Евгений старался уловить хоть какую-то мою реакцию, но моё лицо окаменело. Ни взглядом, ни мускулом я не выдала переживаний. Будь я импульсивной или же свободной, то кричала, дралась и говорила гадости. Но я молчала и не отводила взгляда. Наконец, он потупился.
Я никогда не была ни с кем так близка, чтобы про меня кто-нибудь сказал: «Да, я хорошо её знал» или «Да, мы понимали друг друга с полуслова». За тридцать лет не нашлось никого, кто бы мало-мальски переживал о моей судьбе. Но, может быть, Евгений хотя бы будет обо мне помнить? Сохранит в памяти образ телохранителя-шамана и пронесёт его через всю жизнь? Пройдут года, и Евгений вспомнит обо мне невзначай, так, случайно, сидя у себя в гостиной и держа за руку жену. И поймёт мой поступок и, возможно, теплое чувство озарит лицо или же злая усмешка искривит губы.
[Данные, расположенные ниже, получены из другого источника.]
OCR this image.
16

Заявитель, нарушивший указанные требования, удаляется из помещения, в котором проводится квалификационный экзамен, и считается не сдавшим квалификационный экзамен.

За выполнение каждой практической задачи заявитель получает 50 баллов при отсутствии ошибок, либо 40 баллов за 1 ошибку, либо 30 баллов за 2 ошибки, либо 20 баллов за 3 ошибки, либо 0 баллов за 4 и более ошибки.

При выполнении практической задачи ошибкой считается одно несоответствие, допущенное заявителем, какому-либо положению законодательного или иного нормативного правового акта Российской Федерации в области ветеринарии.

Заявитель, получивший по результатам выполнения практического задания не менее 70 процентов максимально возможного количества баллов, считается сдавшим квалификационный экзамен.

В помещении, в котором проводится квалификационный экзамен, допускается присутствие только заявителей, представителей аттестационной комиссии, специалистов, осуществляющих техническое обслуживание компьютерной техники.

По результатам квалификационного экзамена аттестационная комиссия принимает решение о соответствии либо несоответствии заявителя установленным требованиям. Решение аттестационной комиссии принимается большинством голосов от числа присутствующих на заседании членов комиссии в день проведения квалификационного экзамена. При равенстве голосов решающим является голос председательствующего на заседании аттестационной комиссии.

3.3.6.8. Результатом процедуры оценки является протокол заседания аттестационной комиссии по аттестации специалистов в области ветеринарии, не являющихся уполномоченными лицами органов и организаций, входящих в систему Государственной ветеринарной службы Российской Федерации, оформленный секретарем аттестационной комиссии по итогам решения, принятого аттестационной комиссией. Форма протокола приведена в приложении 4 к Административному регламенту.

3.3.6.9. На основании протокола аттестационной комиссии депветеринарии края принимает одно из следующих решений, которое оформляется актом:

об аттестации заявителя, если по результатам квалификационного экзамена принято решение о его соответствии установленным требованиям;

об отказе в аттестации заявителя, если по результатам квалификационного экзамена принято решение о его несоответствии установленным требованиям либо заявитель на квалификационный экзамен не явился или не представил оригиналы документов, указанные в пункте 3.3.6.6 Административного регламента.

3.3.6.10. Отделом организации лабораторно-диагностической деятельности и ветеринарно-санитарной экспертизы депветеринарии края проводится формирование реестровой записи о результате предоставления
Я разжала руки и медленно потянулась к его голове. Он настороженно следил. Давала ли я надежду? Нет, потому что дни мои были сочтены. Но я давала ему воспоминания. Я хотела, чтобы хоть кто-то помнил глупую Хитоми. Мои пальцы погрузились в волосы цвета серебра. Евгений напряженно замер. Он был очень красив, а волосы столь мягкие, отчего пальцы буквально тонули. И как я раньше не замечала? Хотя нет, замечала, но не придавала значения. Я улыбнулась от приятных ощущений и убрала руку, отступила.
— Тебя не казнят, я все улажу. — Он нежно погладил по щеке и сказал скорее для себя: — Хитоми-сан…
Дверь открылась, и вошел Самойлов.
— Прощайте, — сказала я и склонила голову.
Он ушел без слов.
— Я же говорил, — довольно произнес Самойлов и толкнул в спину на выход, — что ты уйдёшь. Живее, палач заждался.